One of the original translators of Don Quixote expresses his doubt about whether the account that Don Quixote gave of what happened in the Cave of Montesinos is true. He doesn't believe Quixote lied, but he doubts it is true--though he believes all prior advenutres happened as told.
The cousin is shocked by how boldly Sancho insults his master. He figures Quixote must be in a good mood to not react to his squire's insolence. The cousin considers himself blessed in his acquaintance of Don Quixote, for he has learned what the Cave of Montesinos contains and about the antiquity of cards, which will be useful to him. Quixote expresses doubt about how many people he can dedicate his books to, but the cousin says there are a few.
They come across a man on the road carrying arms. He tells them he cannot stop, but they will see him at an inn if they stop there. There are some curious things he can tell them.

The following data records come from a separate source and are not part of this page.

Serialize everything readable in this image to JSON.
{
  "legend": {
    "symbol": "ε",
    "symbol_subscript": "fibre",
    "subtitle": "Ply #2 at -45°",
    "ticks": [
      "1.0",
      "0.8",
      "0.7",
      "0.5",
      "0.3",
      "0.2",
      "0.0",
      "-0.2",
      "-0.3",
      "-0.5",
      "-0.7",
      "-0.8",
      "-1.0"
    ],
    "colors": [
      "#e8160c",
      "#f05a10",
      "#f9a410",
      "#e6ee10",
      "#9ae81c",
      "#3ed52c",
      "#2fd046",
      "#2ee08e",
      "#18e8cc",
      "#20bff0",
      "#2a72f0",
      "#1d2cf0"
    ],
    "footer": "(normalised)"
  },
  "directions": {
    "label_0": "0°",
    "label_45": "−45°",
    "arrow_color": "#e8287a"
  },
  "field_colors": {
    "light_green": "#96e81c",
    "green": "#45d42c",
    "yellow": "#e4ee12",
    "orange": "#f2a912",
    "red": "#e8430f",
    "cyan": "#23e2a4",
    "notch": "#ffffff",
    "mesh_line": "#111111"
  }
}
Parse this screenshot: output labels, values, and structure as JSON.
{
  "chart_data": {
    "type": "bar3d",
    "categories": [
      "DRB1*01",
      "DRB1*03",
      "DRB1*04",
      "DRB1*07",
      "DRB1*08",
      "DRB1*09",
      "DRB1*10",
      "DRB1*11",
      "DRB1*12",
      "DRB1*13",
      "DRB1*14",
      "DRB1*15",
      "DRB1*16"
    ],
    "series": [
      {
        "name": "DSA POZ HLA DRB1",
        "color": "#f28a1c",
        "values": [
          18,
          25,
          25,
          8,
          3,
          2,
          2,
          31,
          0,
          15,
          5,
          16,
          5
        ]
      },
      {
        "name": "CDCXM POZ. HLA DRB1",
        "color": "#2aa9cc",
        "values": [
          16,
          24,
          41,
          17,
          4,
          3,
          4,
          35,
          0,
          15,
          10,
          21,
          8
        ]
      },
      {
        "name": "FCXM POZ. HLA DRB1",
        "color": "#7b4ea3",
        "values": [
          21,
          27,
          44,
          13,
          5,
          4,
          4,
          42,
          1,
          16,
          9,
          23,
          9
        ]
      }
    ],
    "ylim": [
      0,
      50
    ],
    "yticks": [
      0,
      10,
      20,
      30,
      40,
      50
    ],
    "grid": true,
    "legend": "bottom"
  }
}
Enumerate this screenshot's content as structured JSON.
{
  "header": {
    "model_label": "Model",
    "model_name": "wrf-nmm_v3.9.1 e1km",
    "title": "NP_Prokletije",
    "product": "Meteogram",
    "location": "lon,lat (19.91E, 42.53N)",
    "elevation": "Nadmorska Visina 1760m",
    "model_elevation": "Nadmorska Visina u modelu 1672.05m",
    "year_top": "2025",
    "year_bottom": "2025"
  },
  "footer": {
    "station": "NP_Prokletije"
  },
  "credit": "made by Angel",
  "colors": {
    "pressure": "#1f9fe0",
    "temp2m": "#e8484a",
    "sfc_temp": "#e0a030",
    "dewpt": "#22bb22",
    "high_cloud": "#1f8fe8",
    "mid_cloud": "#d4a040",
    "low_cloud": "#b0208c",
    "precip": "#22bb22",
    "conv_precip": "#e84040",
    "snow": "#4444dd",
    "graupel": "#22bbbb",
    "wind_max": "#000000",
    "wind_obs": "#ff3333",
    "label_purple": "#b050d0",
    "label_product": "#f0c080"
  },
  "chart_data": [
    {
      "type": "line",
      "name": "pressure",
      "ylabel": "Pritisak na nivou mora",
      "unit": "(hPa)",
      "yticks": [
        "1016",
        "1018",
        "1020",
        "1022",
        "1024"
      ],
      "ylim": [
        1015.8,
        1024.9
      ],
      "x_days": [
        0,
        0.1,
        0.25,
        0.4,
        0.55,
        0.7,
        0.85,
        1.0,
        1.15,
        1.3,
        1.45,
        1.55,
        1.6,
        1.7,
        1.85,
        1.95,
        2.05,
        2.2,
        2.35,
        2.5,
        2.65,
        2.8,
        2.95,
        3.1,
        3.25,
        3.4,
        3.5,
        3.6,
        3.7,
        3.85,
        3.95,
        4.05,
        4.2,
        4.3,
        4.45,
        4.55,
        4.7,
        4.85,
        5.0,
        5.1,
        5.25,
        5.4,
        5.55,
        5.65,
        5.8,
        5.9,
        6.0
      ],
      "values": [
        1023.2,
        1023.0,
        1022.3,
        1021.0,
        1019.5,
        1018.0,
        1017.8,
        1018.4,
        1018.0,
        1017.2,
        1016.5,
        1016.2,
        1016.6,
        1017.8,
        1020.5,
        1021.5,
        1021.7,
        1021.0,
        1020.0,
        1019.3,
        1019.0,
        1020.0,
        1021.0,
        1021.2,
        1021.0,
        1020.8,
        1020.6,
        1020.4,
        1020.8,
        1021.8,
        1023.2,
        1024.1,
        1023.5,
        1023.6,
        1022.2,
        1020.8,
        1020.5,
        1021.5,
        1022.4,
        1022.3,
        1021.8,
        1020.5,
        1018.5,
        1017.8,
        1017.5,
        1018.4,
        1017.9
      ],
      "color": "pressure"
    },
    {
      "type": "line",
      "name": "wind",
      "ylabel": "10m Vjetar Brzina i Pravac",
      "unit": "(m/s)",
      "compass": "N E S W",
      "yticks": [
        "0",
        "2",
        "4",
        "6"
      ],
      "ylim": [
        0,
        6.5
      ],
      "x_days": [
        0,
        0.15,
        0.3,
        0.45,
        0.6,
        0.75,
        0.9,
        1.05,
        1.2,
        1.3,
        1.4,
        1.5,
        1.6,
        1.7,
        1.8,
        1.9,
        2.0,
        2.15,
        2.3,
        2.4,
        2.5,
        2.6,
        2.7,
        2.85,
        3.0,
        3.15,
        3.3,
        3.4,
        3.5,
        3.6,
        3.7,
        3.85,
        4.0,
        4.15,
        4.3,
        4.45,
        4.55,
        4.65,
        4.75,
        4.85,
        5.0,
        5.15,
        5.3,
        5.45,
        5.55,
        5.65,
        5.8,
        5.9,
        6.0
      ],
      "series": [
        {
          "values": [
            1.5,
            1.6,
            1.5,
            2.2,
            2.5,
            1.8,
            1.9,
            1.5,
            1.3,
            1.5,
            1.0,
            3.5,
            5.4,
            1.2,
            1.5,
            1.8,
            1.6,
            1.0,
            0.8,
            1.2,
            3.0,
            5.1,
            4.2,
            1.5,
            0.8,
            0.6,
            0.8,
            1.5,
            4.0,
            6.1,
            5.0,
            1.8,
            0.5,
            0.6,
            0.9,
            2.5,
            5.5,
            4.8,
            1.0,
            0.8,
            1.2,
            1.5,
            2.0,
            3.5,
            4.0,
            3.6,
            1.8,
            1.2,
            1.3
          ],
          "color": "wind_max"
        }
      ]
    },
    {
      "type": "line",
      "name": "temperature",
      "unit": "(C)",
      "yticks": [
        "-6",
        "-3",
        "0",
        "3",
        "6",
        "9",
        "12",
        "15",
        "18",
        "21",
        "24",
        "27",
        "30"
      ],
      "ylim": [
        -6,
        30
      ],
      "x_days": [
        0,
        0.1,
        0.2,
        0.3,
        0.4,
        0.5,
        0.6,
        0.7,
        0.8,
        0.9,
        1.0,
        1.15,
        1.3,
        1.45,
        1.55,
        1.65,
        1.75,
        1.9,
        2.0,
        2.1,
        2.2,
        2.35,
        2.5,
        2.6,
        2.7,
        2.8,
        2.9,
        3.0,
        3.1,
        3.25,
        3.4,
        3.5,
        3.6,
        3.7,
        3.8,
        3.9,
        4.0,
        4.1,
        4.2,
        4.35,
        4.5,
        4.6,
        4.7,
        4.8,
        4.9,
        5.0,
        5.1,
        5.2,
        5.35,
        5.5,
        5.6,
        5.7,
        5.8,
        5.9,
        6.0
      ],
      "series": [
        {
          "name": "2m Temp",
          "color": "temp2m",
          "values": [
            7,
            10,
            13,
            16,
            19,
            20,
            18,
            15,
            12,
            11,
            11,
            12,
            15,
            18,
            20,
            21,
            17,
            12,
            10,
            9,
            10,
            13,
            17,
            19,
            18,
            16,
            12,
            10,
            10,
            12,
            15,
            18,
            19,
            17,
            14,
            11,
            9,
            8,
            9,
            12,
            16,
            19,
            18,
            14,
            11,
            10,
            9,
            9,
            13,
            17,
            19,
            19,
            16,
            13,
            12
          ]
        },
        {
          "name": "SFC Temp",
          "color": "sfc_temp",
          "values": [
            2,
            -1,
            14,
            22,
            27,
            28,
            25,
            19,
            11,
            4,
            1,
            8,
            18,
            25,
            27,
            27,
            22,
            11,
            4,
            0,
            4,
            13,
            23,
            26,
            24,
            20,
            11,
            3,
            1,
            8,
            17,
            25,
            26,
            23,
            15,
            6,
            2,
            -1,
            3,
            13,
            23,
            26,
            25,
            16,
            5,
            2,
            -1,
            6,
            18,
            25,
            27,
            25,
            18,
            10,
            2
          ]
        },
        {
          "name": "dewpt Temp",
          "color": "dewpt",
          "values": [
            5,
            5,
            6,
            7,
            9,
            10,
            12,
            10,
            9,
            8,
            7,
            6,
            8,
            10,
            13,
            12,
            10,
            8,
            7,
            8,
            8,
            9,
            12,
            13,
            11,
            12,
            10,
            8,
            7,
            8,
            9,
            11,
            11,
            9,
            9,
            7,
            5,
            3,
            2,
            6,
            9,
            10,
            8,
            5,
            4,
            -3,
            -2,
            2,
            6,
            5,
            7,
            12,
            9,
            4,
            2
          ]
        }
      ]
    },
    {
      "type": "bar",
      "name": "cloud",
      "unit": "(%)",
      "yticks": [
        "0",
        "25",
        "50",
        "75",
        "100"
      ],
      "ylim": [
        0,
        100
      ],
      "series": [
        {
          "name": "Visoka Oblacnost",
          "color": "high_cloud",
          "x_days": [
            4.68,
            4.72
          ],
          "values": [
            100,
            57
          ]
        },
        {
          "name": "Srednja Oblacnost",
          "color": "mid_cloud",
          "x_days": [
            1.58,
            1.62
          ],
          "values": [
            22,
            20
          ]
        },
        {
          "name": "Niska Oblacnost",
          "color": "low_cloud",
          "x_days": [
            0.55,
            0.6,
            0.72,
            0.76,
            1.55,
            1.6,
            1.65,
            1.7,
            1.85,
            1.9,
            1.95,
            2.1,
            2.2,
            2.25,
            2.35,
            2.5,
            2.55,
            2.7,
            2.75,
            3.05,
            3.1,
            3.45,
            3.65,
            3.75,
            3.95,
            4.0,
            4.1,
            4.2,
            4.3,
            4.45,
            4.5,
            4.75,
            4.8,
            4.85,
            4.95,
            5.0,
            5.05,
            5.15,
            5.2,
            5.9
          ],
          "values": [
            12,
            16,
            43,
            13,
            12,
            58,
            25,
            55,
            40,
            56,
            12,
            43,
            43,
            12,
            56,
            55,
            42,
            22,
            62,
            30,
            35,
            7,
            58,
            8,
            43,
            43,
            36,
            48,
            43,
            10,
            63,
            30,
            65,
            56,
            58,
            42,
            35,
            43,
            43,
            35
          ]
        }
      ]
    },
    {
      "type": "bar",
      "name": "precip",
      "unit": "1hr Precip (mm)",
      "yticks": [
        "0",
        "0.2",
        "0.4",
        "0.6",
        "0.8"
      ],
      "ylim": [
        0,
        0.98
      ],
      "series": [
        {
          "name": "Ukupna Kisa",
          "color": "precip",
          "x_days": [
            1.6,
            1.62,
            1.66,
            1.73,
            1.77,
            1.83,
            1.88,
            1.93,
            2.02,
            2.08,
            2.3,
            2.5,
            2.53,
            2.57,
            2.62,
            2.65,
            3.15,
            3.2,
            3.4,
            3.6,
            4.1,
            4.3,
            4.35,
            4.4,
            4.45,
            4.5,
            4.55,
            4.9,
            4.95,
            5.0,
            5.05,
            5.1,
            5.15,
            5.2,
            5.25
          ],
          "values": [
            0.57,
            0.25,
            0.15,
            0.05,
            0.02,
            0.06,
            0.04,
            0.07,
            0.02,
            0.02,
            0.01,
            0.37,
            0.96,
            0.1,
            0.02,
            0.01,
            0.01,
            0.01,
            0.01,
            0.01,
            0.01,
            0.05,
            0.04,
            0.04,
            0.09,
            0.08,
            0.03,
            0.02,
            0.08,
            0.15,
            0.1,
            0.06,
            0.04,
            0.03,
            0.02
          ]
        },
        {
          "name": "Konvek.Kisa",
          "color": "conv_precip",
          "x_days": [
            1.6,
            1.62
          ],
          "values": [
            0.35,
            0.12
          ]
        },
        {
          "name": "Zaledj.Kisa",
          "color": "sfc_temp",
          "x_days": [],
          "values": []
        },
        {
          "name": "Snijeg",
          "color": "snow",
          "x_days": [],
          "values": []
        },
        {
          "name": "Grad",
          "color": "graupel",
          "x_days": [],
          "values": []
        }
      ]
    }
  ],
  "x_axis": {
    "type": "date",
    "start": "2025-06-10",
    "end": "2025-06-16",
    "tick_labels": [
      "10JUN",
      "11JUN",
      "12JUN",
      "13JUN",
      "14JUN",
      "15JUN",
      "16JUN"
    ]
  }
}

They continue on the road to the inn and come across a youth. Don Quixote asks where he is going, since he is traveling lightly. The youth replies it is hot, and he is poor—that is why he travels lightly. He is going to war. He plans to catch up with the infantry so he can enlist. He is tired of working for stingy masters. Don Quixote comments that the life of a soldier is a noble one. You win honor. He invites the boy to ride and dine with him. The page accepts the invitation to dine but prefers to walk.
Sancho is glad that Quixote doesn’t mistake the inn for a castle when they arrive there.